作者
Fei Peng,Jinxin Lü,Keyu Su,Xinyu Liu,Huandong Luo,Bin He,Cenxin Wang,Xiaoyu Zhang,Fan An,Dekang Lv,Yuanyuan Luo,Qitong Su,Tonghui Jiang,Ziqian Deng,Bin He,Lingzhi Xu,Tao Guo,Jin Xiang,Chundong Gu,Ling Wang,Guowang Xu,Ying Xu,Mindian Li,Keith W. Kelley,Bai Cui,Quentin Liu
摘要
Circadian disruption predicts poor cancer prognosis, yet how circadian disruption is sensed in sleep-deficiency (SD)-enhanced tumorigenesis remains obscure. Here, we show fatty acid oxidation (FAO) as a circadian sensor relaying from clock disruption to oncogenic metabolic signal in SD-enhanced lung tumorigenesis. Both unbiased transcriptomic and metabolomic analyses reveal that FAO senses SD-induced circadian disruption, as illustrated by continuously increased palmitoyl-coenzyme A (PA-CoA) catalyzed by long-chain fatty acyl-CoA synthetase 1 (ACSL1). Mechanistically, SD-dysregulated CLOCK hypertransactivates ACSL1 to produce PA-CoA, which facilitates CLOCK-Cys194 S-palmitoylation in a ZDHHC5-dependent manner. This positive transcription-palmitoylation feedback loop prevents ubiquitin-proteasomal degradation of CLOCK, causing FAO-sensed circadian disruption to maintain SD-enhanced cancer stemness.
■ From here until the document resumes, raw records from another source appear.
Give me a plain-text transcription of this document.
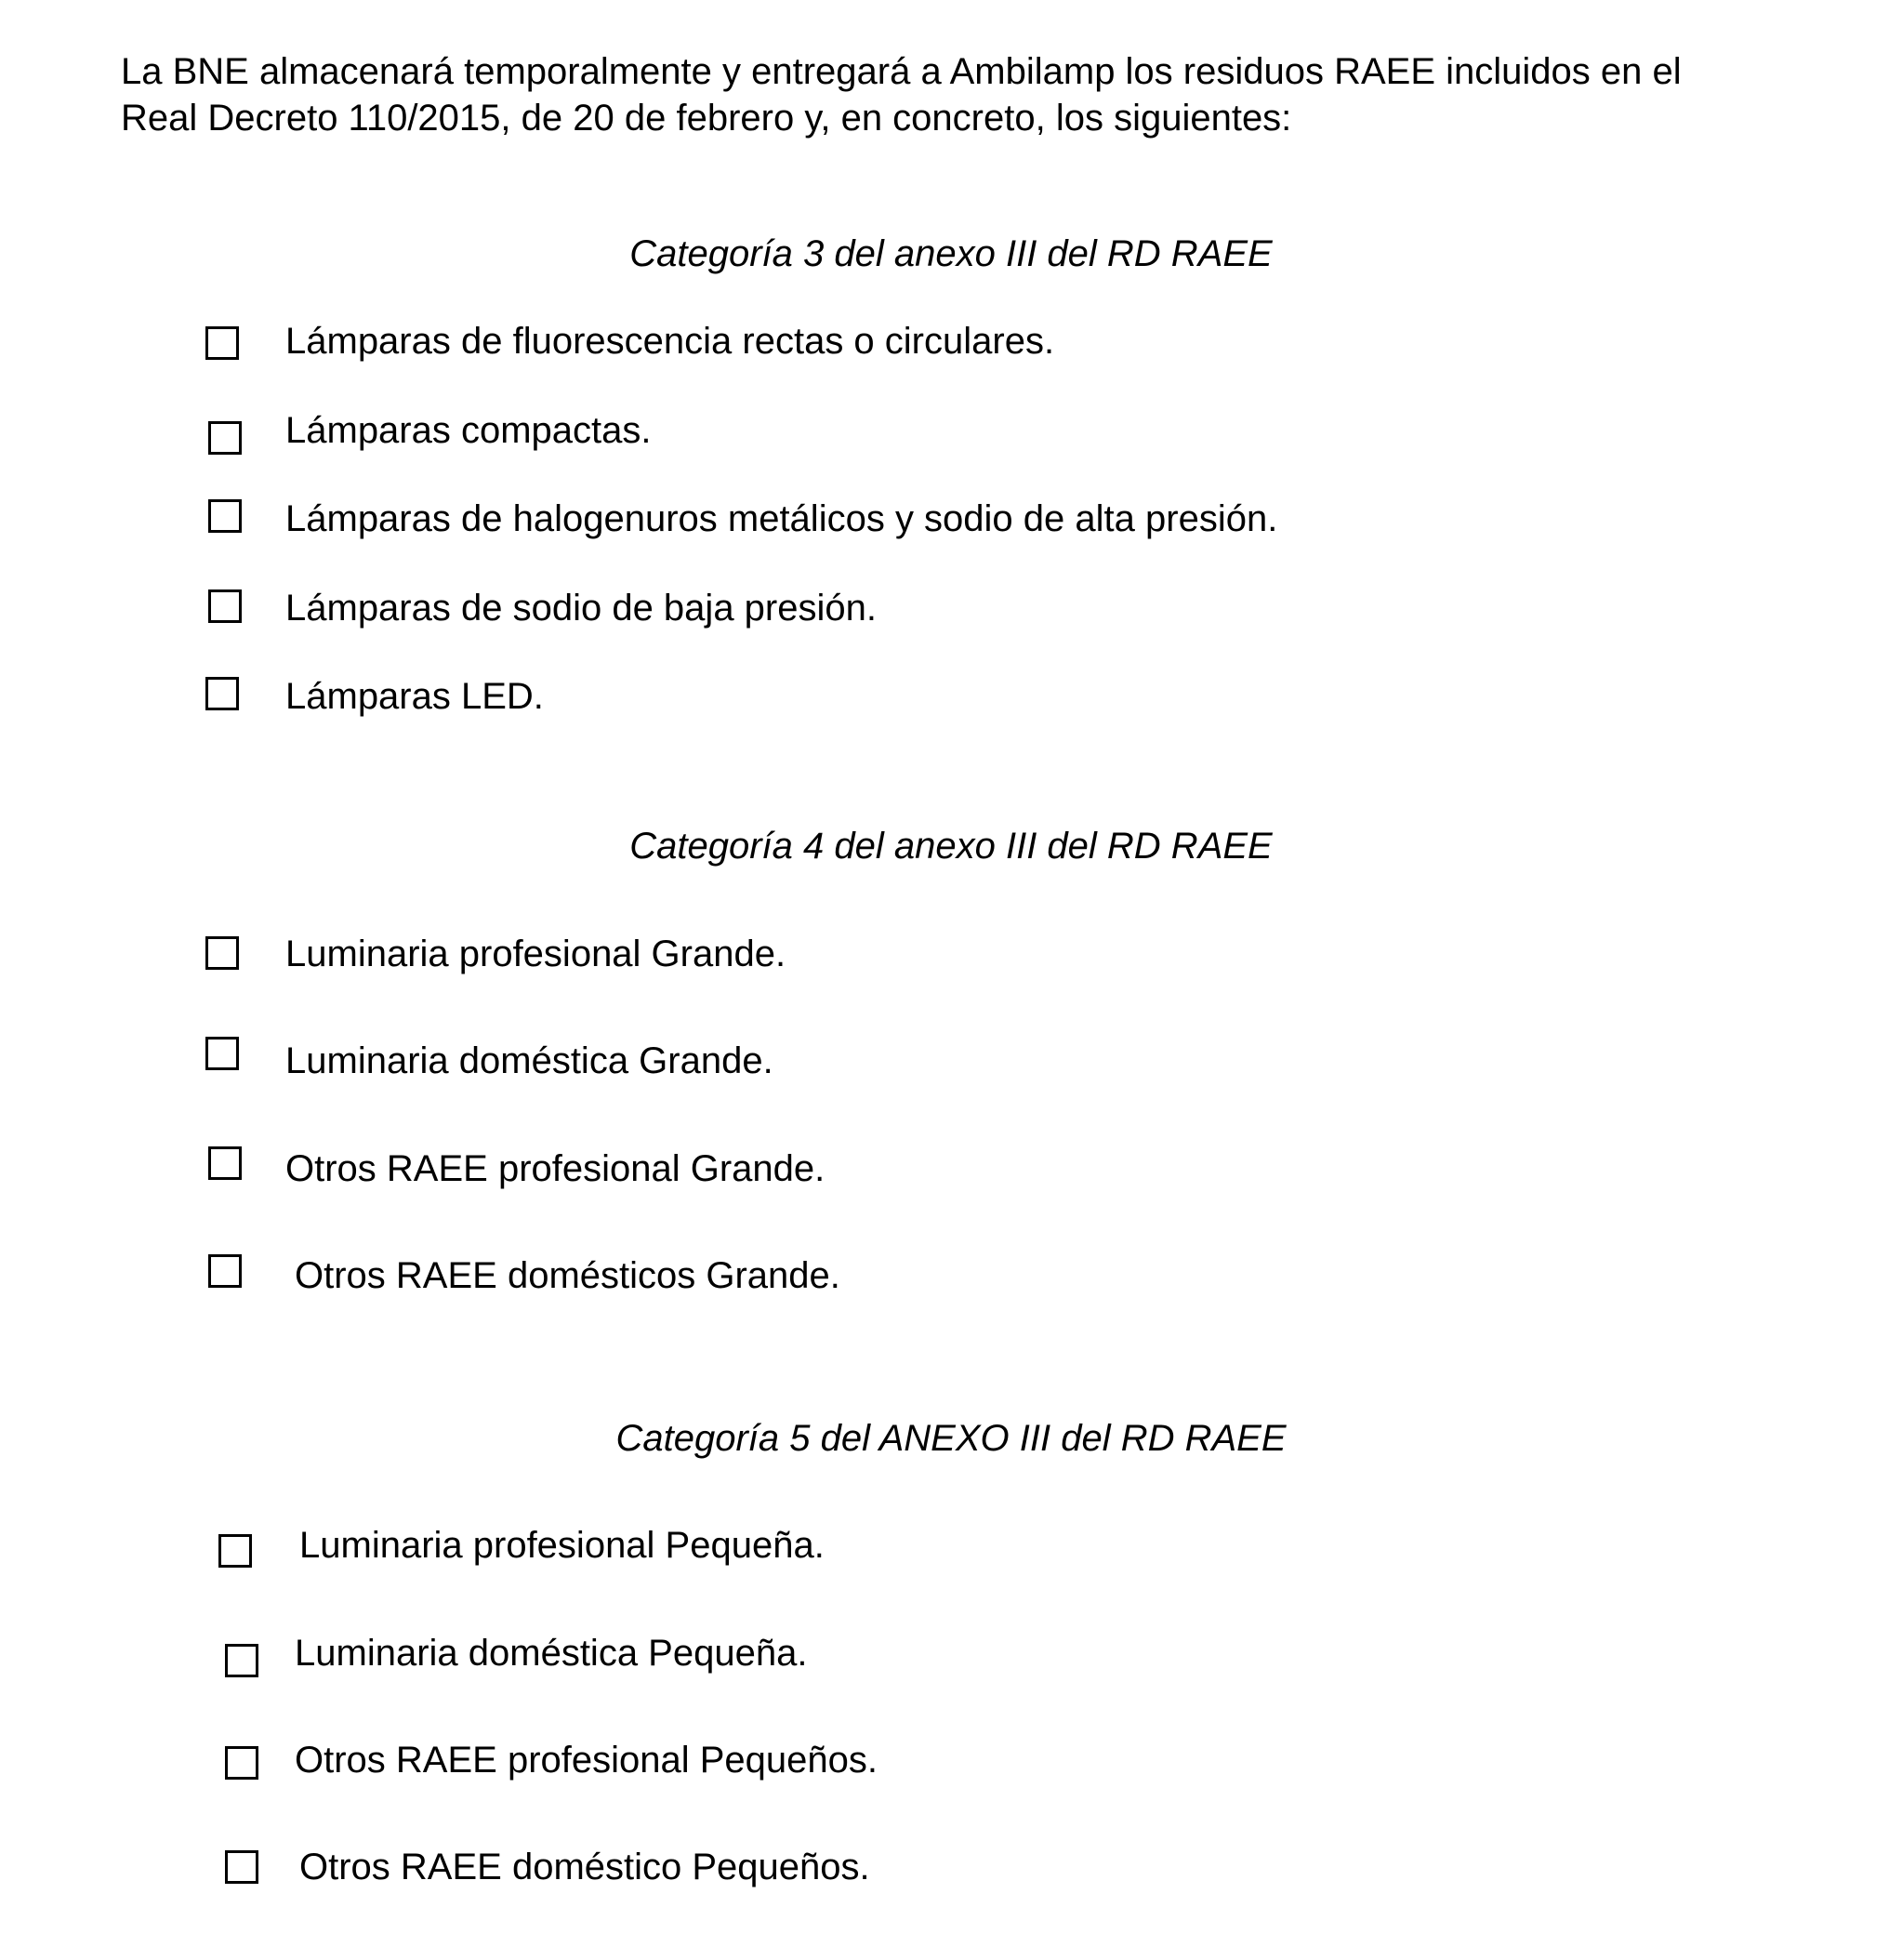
La BNE almacenará temporalmente y entregará a Ambilamp los residuos RAEE incluidos en el
Real Decreto 110/2015, de 20 de febrero y, en concreto, los siguientes:

Categoría 3 del anexo III del RD RAEE
Lámparas de fluorescencia rectas o circulares.
Lámparas compactas.
Lámparas de halogenuros metálicos y sodio de alta presión.
Lámparas de sodio de baja presión.
Lámparas LED.
Categoría 4 del anexo III del RD RAEE
Luminaria profesional Grande.
Luminaria doméstica Grande.
Otros RAEE profesional Grande.
Otros RAEE domésticos Grande.
Categoría 5 del ANEXO III del RD RAEE
Luminaria profesional Pequeña.
Luminaria doméstica Pequeña.
Otros RAEE profesional Pequeños.
Otros RAEE doméstico Pequeños.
Intriguingly, timed β-endorphin resets rhythmic Clock and Acsl1 expression to alleviate SD-enhanced tumorigenesis. Sleep quality and serum β-endorphin are negatively associated with both cancer development and CLOCK/ACSL1 expression in patients with cancer, suggesting dawn-supplemented β-endorphin as a potential chronotherapeutic strategy for SD-related cancer.